Hawaii sues makers of Plavix

The attorney general in Hawaii filed a lawsuit against the manufacturers of clopidogrel, claiming the companies deceptively marketed the antiplatelet drug by not disclosing its reduced efficacy in patients who are poor metabolizers.  

The FDA placed a boxed warning on clopidogrel (Plavix, Bristol-Myers Squibb/Sanofi Aventis) in 2010 to inform physicians that patients with impaired CYP2C19 function may not effectively metabolize the drug and therefore may not receive its anti-clotting benefits. The agency added that physicians should conduct genetic tests to identify poor metabolizers and recommended they consider other medications or dosing strategies in carriers of one or more reduced-function allele.

Attorney General David M. Louie claimed that between 38 percent and 79 percent of Pacific Islanders and 40 percent to 50 percent of East Asians are poor metabolizers.
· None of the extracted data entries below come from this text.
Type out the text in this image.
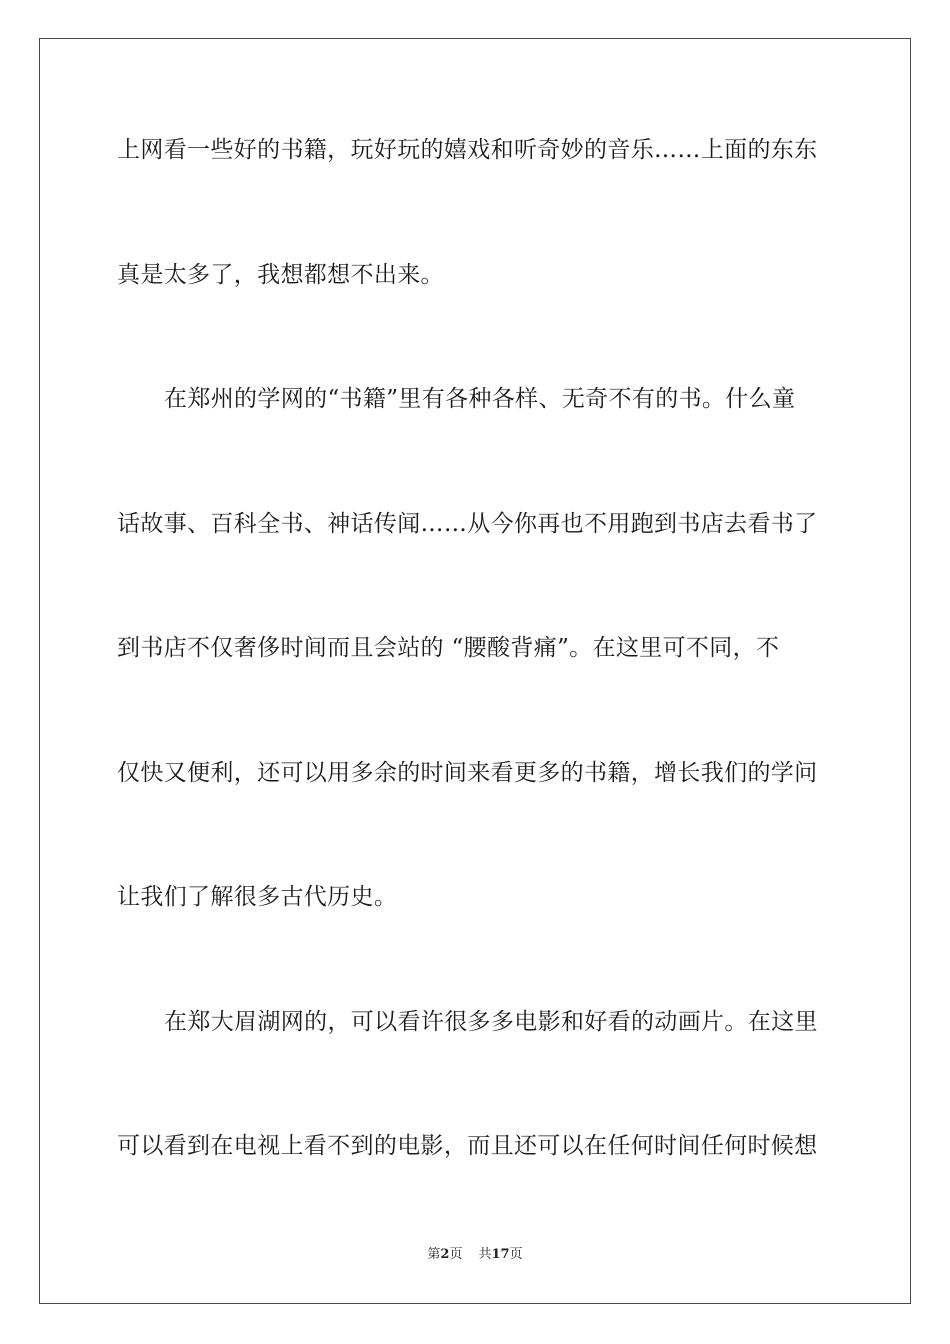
上网看一些好的书籍，玩好玩的嬉戏和听奇妙的音乐……上面的东东
真是太多了，我想都想不出来。
在郑州的学网的“书籍”里有各种各样、无奇不有的书。什么童
话故事、百科全书、神话传闻……从今你再也不用跑到书店去看书了
到书店不仅奢侈时间而且会站的 “腰酸背痛”。在这里可不同，不
仅快又便利，还可以用多余的时间来看更多的书籍，增长我们的学问
让我们了解很多古代历史。
在郑大眉湖网的，可以看许很多多电影和好看的动画片。在这里
可以看到在电视上看不到的电影，而且还可以在任何时间任何时候想
第2页 共17页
He argued that more than 1 million prescriptions for clopidogrel have been given for profits of more than $10 million since 1998.

He charged that Bristol-Myers Squibb and Sanofi Aventis “deceptively and unfairly” labeled and marketed clopidogrel and failed to disclose that genetic tests were available to identify poor metabolizers. In a statement, the attorney general wrote that these practices put Hawaiians at risk.

Louie is seeking civil penalties and the return of all profits made from clopidogrel sales in Hawaii.